Using Variational Autoencoders with Machine Learning Algorithms in Cyber Security Applications

Thomas  Taylor; Amna  Eleyan; Mohammed  Al-Khalidi

doi:10.47852/bonviewAIA52024151

Authors

Thomas Taylor Department of Computing and Mathematics, Manchester Metropolitan University, UK
Amna Eleyan Department of Computing and Mathematics, Manchester Metropolitan University, UK https://orcid.org/0000-0002-2025-3027
Mohammed Al-Khalidi Department of Computing and Mathematics, Manchester Metropolitan University, UK https://orcid.org/0000-0002-1655-8514

DOI:

https://doi.org/10.47852/bonviewAIA52024151

Keywords:

machine learning, cybersecurity, autoencoder, neural network, SVM, variational autoencoders, malware

Abstract

In the evolving field of cybersecurity, detecting malicious activity in high-dimensional network data remains a persistent challenge for traditional machine learning (ML) techniques. This study investigates the use of convolutional variational autoencoders (VAEs) to generate latent features that enhance the performance of various ML classifiers on the 2015 NSL-KDD dataset. Classifiers, including Gaussian Naïve Bayes (GNB), support vector machines (SVMs) with Radial Basis Function (RBF) kernel, decision trees, and dense neural networks, were evaluated using metrics such as accuracy, precision, recall, F1 score, and the Matthews Correlation Coefficient (MCC). To assess the effectiveness of VAEs, Principal Component Analysis (PCA) was used as a baseline dimensionality reduction method, and performance comparisons were made.

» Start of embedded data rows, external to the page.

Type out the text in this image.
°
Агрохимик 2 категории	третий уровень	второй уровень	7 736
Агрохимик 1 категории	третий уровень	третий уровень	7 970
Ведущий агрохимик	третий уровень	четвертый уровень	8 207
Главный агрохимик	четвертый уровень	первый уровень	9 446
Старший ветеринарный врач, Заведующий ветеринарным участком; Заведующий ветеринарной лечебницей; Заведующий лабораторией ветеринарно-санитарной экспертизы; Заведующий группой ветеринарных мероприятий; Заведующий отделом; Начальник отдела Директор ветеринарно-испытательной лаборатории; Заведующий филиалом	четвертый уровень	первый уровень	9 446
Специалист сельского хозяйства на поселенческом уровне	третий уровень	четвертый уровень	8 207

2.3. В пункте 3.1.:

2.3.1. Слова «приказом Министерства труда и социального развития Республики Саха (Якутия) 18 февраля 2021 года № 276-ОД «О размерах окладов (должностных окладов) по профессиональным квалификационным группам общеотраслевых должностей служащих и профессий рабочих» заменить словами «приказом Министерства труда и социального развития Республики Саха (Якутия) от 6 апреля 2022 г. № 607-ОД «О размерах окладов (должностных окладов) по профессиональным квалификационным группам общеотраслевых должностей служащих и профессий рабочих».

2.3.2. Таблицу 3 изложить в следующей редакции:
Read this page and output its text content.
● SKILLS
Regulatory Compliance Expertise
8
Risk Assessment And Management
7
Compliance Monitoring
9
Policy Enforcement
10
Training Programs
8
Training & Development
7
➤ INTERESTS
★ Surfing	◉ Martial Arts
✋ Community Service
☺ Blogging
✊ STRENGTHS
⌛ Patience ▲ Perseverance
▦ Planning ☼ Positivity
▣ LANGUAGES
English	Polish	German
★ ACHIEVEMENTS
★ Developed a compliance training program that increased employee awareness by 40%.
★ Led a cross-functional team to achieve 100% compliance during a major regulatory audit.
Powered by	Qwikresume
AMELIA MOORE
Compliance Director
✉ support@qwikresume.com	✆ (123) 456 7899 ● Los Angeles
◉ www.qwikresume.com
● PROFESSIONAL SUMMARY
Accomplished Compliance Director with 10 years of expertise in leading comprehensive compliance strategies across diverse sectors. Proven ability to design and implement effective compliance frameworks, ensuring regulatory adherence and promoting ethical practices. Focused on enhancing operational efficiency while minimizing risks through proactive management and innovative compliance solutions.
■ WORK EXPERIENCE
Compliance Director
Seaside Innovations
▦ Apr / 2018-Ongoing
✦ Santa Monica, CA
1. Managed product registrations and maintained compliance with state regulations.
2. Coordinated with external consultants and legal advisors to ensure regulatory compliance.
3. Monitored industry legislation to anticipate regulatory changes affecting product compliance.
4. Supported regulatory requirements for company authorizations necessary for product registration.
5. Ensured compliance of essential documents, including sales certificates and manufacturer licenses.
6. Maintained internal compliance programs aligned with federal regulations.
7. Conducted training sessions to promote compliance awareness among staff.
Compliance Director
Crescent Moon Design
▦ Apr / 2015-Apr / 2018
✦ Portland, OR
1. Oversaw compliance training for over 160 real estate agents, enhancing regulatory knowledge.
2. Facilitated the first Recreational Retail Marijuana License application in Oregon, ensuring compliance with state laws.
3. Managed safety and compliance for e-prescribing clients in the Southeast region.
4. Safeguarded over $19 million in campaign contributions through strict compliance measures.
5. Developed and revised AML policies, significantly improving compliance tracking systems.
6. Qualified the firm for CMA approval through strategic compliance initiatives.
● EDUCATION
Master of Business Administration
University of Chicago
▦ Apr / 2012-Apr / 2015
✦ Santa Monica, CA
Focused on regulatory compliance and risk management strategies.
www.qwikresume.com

The best-performing model was an SVM with an RBF kernel, a PCA (threshold = 0.92), and a VAE with six latent features, achieving an accuracy of 82.8%, an F1 score of 0.830, and an MCC of 0.682. The results indicate that VAEs can significantly enhance classifier performance, particularly in GNB and SVM models, suggesting their value in developing more effective intrusion detection systems.

Received: 23 August 2024 | Revised: 3 June 2025 | Accepted: 15 July 2025

Conflicts of Interest

The authors declare that they have no conflicts of interest to this work.

Data Availability Statement

The data that support the findings of this study are openly available in NSL-KDD Dataset at https://github.com/t-taylor/cvaes-research/tree/main/results.

Author Contribution Statement

Thomas Taylor: Conceptualization, Methodology, Software, Validation, Formal analysis, Investigation, Data curation, Writing – original draft, Writing – review & editing, Visualization. Amna Eleyan: Conceptualization, Methodology, Writing – original draft, Writing – review & editing, Supervision, Project administration. Mohammed Al-Khalidi: Validation, Resources, Writing – original draft, Writing – review & editing, Visualization, Supervision.